School performance is to be compared in the tables on the percentage of pupils reaching level 4 in English, maths and science. And yet the levels of achievement these represent have yet to be set, giving little grounds for confidence that they provide an objective or clearly established standard that is fair, open and beyond political interference.

The headteachers do not dispute that governing bodies have a duty to pass on these results. Nevertheless, governors in up to 14,000 schools are likely to be asked by their heads to decide whether, given the uncertainty over the standards represented by the tests, they will refuse to do so this summer. They will be asked instead to exert their de facto powers of possession of these results to obstruct publication. Heads could, of course, bring about the same result unilaterally by declining to hand over the disputed data themselves. But the NAHT advises its members against this since it would not only breach statutory obligations, but also put their jobs on the line by breaking contractual ones.

Governors, the NAHT’s David Hart argues, have no jobs to lose, are unlikely to be sued and in many cases are anyway approaching the end of their period of office. Faced with such an importunate request, governors are likely to ask two kinds of question: practical and principled. Can they block transmission of the results to the relevant government agency? And if they can, should they so flaunt the rule of law? This may prove to be a short, hot summer for many governing bodies. Their decision has to be made before the end of term.
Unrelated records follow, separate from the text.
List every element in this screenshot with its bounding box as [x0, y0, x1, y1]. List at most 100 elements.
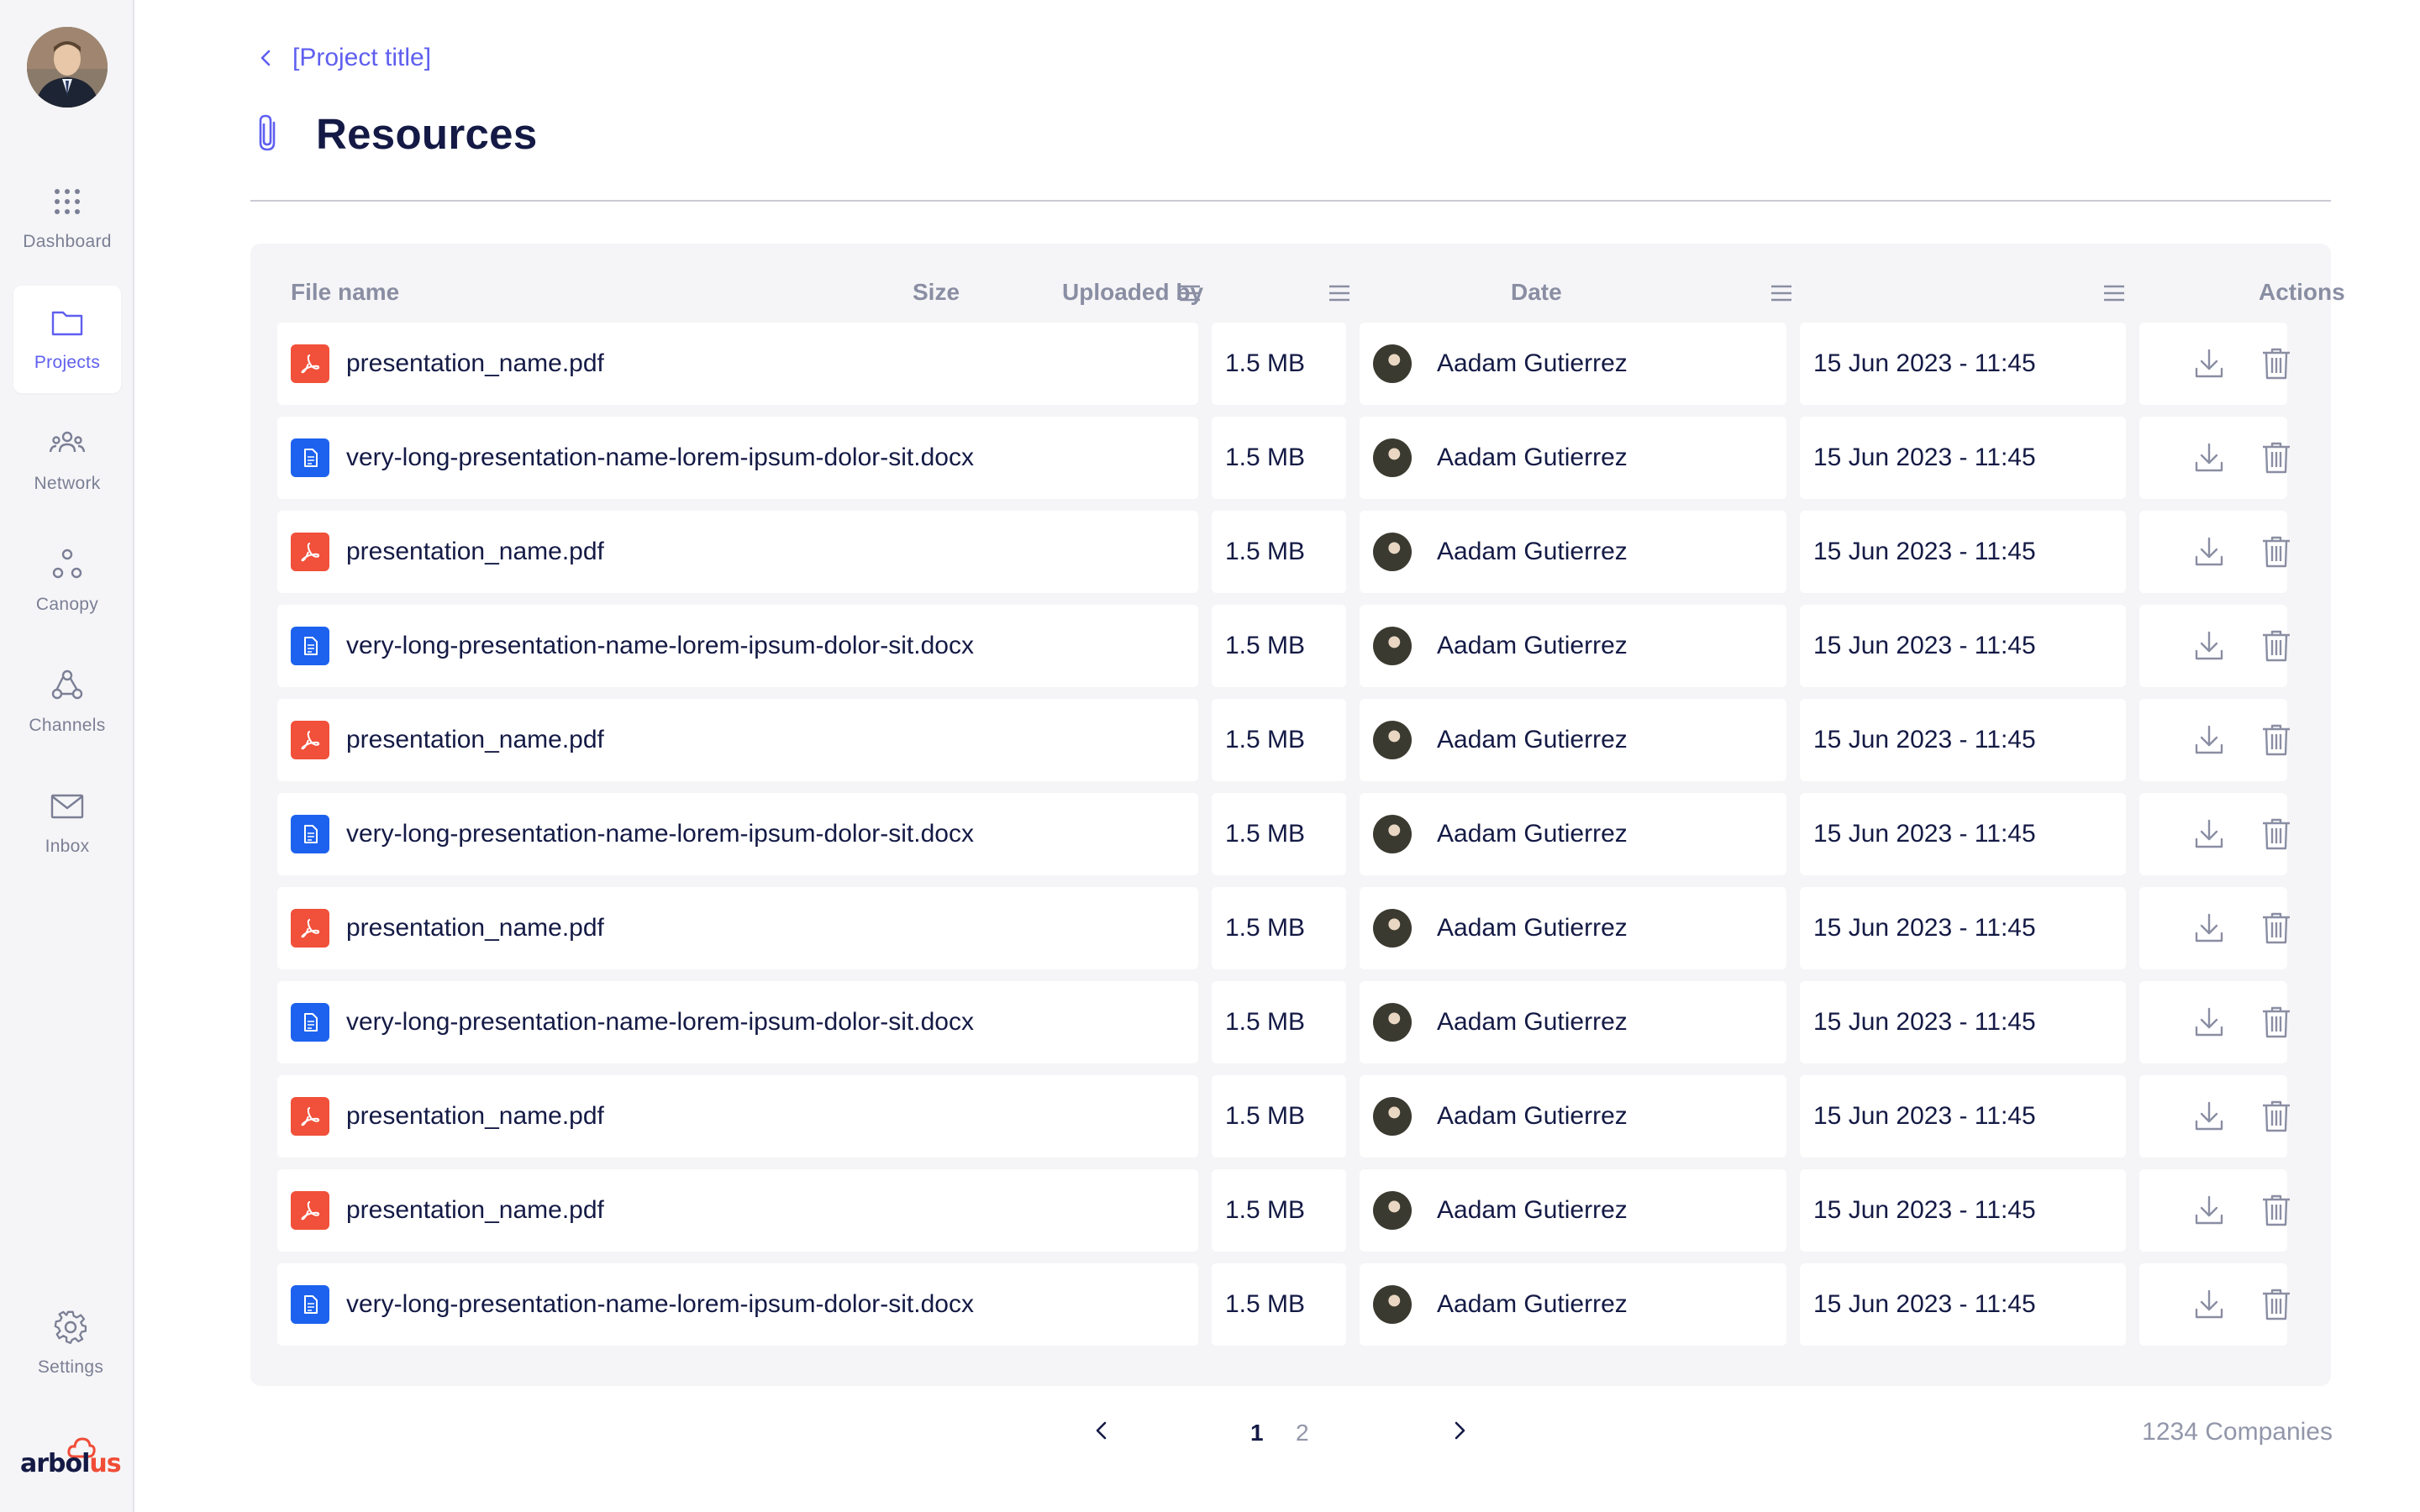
download-icon[interactable] — [2193, 1005, 2225, 1039]
file-name-cell[interactable]: very-long-presentation-name-lorem-ipsum-… — [277, 1263, 1198, 1346]
pdf-icon — [301, 1107, 320, 1126]
file-name-cell[interactable]: very-long-presentation-name-lorem-ipsum-… — [277, 605, 1198, 687]
uploader-name: Aadam Gutierrez — [1437, 632, 1628, 659]
trash-icon[interactable] — [2260, 1288, 2292, 1321]
file-name[interactable]: presentation_name.pdf — [346, 1196, 604, 1225]
user-avatar[interactable] — [27, 27, 108, 108]
file-name[interactable]: presentation_name.pdf — [346, 726, 604, 754]
sidebar: Dashboard Projects Network Canopy Channe… — [0, 0, 134, 1512]
file-name[interactable]: very-long-presentation-name-lorem-ipsum-… — [346, 632, 974, 660]
date-cell: 15 Jun 2023 - 11:45 — [1800, 699, 2126, 781]
uploader-name: Aadam Gutierrez — [1437, 914, 1628, 942]
sidebar-item-label: Inbox — [45, 837, 90, 856]
column-header-date[interactable]: Date — [1511, 276, 1562, 309]
download-icon[interactable] — [2193, 911, 2225, 945]
upload-date: 15 Jun 2023 - 11:45 — [1813, 444, 2036, 471]
docx-file-icon — [291, 815, 329, 853]
column-menu-icon[interactable] — [2102, 284, 2126, 302]
trash-icon[interactable] — [2260, 1194, 2292, 1227]
download-icon[interactable] — [2193, 1288, 2225, 1321]
uploaded-by-cell: Aadam Gutierrez — [1360, 699, 1786, 781]
file-name-cell[interactable]: very-long-presentation-name-lorem-ipsum-… — [277, 981, 1198, 1063]
chevron-right-icon[interactable] — [1447, 1418, 1472, 1443]
pdf-file-icon — [291, 909, 329, 948]
trash-icon[interactable] — [2260, 723, 2292, 757]
download-icon[interactable] — [2193, 535, 2225, 569]
uploader-name: Aadam Gutierrez — [1437, 1102, 1628, 1130]
pdf-file-icon — [291, 1191, 329, 1230]
file-name-cell[interactable]: presentation_name.pdf — [277, 511, 1198, 593]
uploaded-by-cell: Aadam Gutierrez — [1360, 1169, 1786, 1252]
file-name[interactable]: presentation_name.pdf — [346, 349, 604, 378]
file-name[interactable]: presentation_name.pdf — [346, 538, 604, 566]
file-name[interactable]: presentation_name.pdf — [346, 914, 604, 942]
column-header-uploaded-by[interactable]: Uploaded by — [1062, 276, 1203, 309]
sidebar-item-dashboard[interactable]: Dashboard — [13, 165, 121, 272]
upload-date: 15 Jun 2023 - 11:45 — [1813, 1102, 2036, 1130]
size-cell: 1.5 MB — [1212, 887, 1346, 969]
download-icon[interactable] — [2193, 1194, 2225, 1227]
breadcrumb[interactable]: [Project title] — [255, 44, 431, 72]
gear-icon — [54, 1310, 87, 1344]
size-cell: 1.5 MB — [1212, 417, 1346, 499]
trash-icon[interactable] — [2260, 1100, 2292, 1133]
file-name[interactable]: very-long-presentation-name-lorem-ipsum-… — [346, 820, 974, 848]
column-header-size[interactable]: Size — [913, 276, 960, 309]
file-name-cell[interactable]: presentation_name.pdf — [277, 699, 1198, 781]
breadcrumb-project-link[interactable]: [Project title] — [292, 44, 431, 72]
sidebar-item-canopy[interactable]: Canopy — [13, 528, 121, 635]
download-icon[interactable] — [2193, 817, 2225, 851]
header-divider — [250, 200, 2331, 202]
file-name[interactable]: presentation_name.pdf — [346, 1102, 604, 1131]
column-header-actions: Actions — [2259, 279, 2345, 305]
file-name-cell[interactable]: presentation_name.pdf — [277, 323, 1198, 405]
trash-icon[interactable] — [2260, 441, 2292, 475]
trash-icon[interactable] — [2260, 347, 2292, 381]
pdf-file-icon — [291, 721, 329, 759]
download-icon[interactable] — [2193, 441, 2225, 475]
download-icon[interactable] — [2193, 723, 2225, 757]
sidebar-item-projects[interactable]: Projects — [13, 286, 121, 393]
trash-icon[interactable] — [2260, 911, 2292, 945]
trash-icon[interactable] — [2260, 629, 2292, 663]
circles-icon — [52, 549, 82, 579]
arbolus-logo: arbolus — [20, 1435, 122, 1478]
file-name-cell[interactable]: presentation_name.pdf — [277, 1169, 1198, 1252]
uploader-name: Aadam Gutierrez — [1437, 1290, 1628, 1318]
uploaded-by-cell: Aadam Gutierrez — [1360, 1263, 1786, 1346]
trash-icon[interactable] — [2260, 817, 2292, 851]
page-number-current[interactable]: 1 — [1250, 1420, 1264, 1446]
file-name-cell[interactable]: very-long-presentation-name-lorem-ipsum-… — [277, 793, 1198, 875]
page-number[interactable]: 2 — [1296, 1420, 1309, 1446]
uploader-name: Aadam Gutierrez — [1437, 726, 1628, 753]
pdf-file-icon — [291, 344, 329, 383]
total-count: 1234 Companies — [2142, 1418, 2333, 1446]
trash-icon[interactable] — [2260, 535, 2292, 569]
download-icon[interactable] — [2193, 1100, 2225, 1133]
page-title: Resources — [316, 110, 538, 158]
trash-icon[interactable] — [2260, 1005, 2292, 1039]
column-menu-icon[interactable] — [1328, 284, 1351, 302]
sidebar-item-channels[interactable]: Channels — [13, 648, 121, 756]
uploader-avatar — [1373, 1191, 1412, 1230]
file-name-cell[interactable]: very-long-presentation-name-lorem-ipsum-… — [277, 417, 1198, 499]
sidebar-item-settings[interactable]: Settings — [17, 1290, 124, 1398]
uploaded-by-cell: Aadam Gutierrez — [1360, 323, 1786, 405]
column-header-file-name[interactable]: File name — [291, 276, 399, 309]
file-name-cell[interactable]: presentation_name.pdf — [277, 887, 1198, 969]
uploader-avatar — [1373, 815, 1412, 853]
chevron-left-icon[interactable] — [1089, 1418, 1114, 1443]
webhook-icon — [51, 669, 83, 700]
download-icon[interactable] — [2193, 629, 2225, 663]
file-name[interactable]: very-long-presentation-name-lorem-ipsum-… — [346, 1290, 974, 1319]
file-name[interactable]: very-long-presentation-name-lorem-ipsum-… — [346, 444, 974, 472]
file-name-cell[interactable]: presentation_name.pdf — [277, 1075, 1198, 1158]
sidebar-item-network[interactable]: Network — [13, 407, 121, 514]
file-size: 1.5 MB — [1225, 1102, 1306, 1130]
sidebar-item-inbox[interactable]: Inbox — [13, 769, 121, 877]
download-icon[interactable] — [2193, 347, 2225, 381]
size-cell: 1.5 MB — [1212, 511, 1346, 593]
file-name[interactable]: very-long-presentation-name-lorem-ipsum-… — [346, 1008, 974, 1037]
sidebar-item-label: Canopy — [35, 595, 99, 614]
column-menu-icon[interactable] — [1770, 284, 1793, 302]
Since the tests are marked externally, theoretically it must be possible for the Government to collect results without the cooperation of schools. In fact it was relying upon heads to do much of the clerical work necessary to convert marks into levels and to reconcile test and teacher assessments. The Department for Education and Employment was remarkably reluctant to say this week whether it could or would proceed with the tables regardless of a governors’ revolt. No doubt it is anxious to avoid provoking the people who seemed to side so readily with the teachers in their tests boycott, against John Patten’s counterblasts. But such reticence may also encourage doubts that the Government is able at this late stage to change its plans and still publish performance tables next spring without schools’ assistance.

League tables based on unchecked test results and without teacher assessments might seem a bit of an own-goal for the heads. But if tables are to be rammed through willy-nilly, their public rejection by governors on any scale would blight the tables with an aura of public opprobrium, particularly since the Government has invested so much in governing bodies. It would certainly fall short of the ringing endorsement for primary league tables the Government was clearly hoping for in the run-up to the election.

Even if governors are able to block the tables, whether they should or not poses a dilemma. Governors tend to take seriously their obligation to act in “good faith” and in the interests of their school. They worry about the example breaking the law would set, though most crossed that Rubicon when they failed to ensure the tests were sat during the teachers’ boycott. But there is a difference between then and now.

Then they were effectively presented with a fait accompli. To pursue what many saw as dubious tests in the teeth of widespread opposition required governors to instigate disciplinary action against those they regard as colleagues. That would not just have been unpalatable. It would also have involved legal and technical expertise beyond most governing bodies and few local authorities urged such a path.

Now, however, they are being asked to take action on their own account; to decide between conflicting demands rather than to acquiesce in the face of force majeure.

This time the governors will have to determine the best interests of parents and pupils. On the one hand there is their legal obligation, parents’ right and wish to know and the benefits of improved performance attributed in some secondary schools to the spur of league tables.

On the other side are doubts about the reliability and readiness of the tests, the unfairness of raw results, the party-political motives ascribed to Gillian Shephard’s sudden U-turn on publication and new concerns that, since the mark boundary for the crucial level 4 performance indicator has yet to be fixed, that too is susceptible to political influence.

Well-briefed headteachers will be appearing at these hearings for the prosecution; local authorities and governor associations are bound to advise governors of their duty. It remains to be seen what defence, if any, Gillian Shephard can mount for her league tables with so little time left. The jury is out.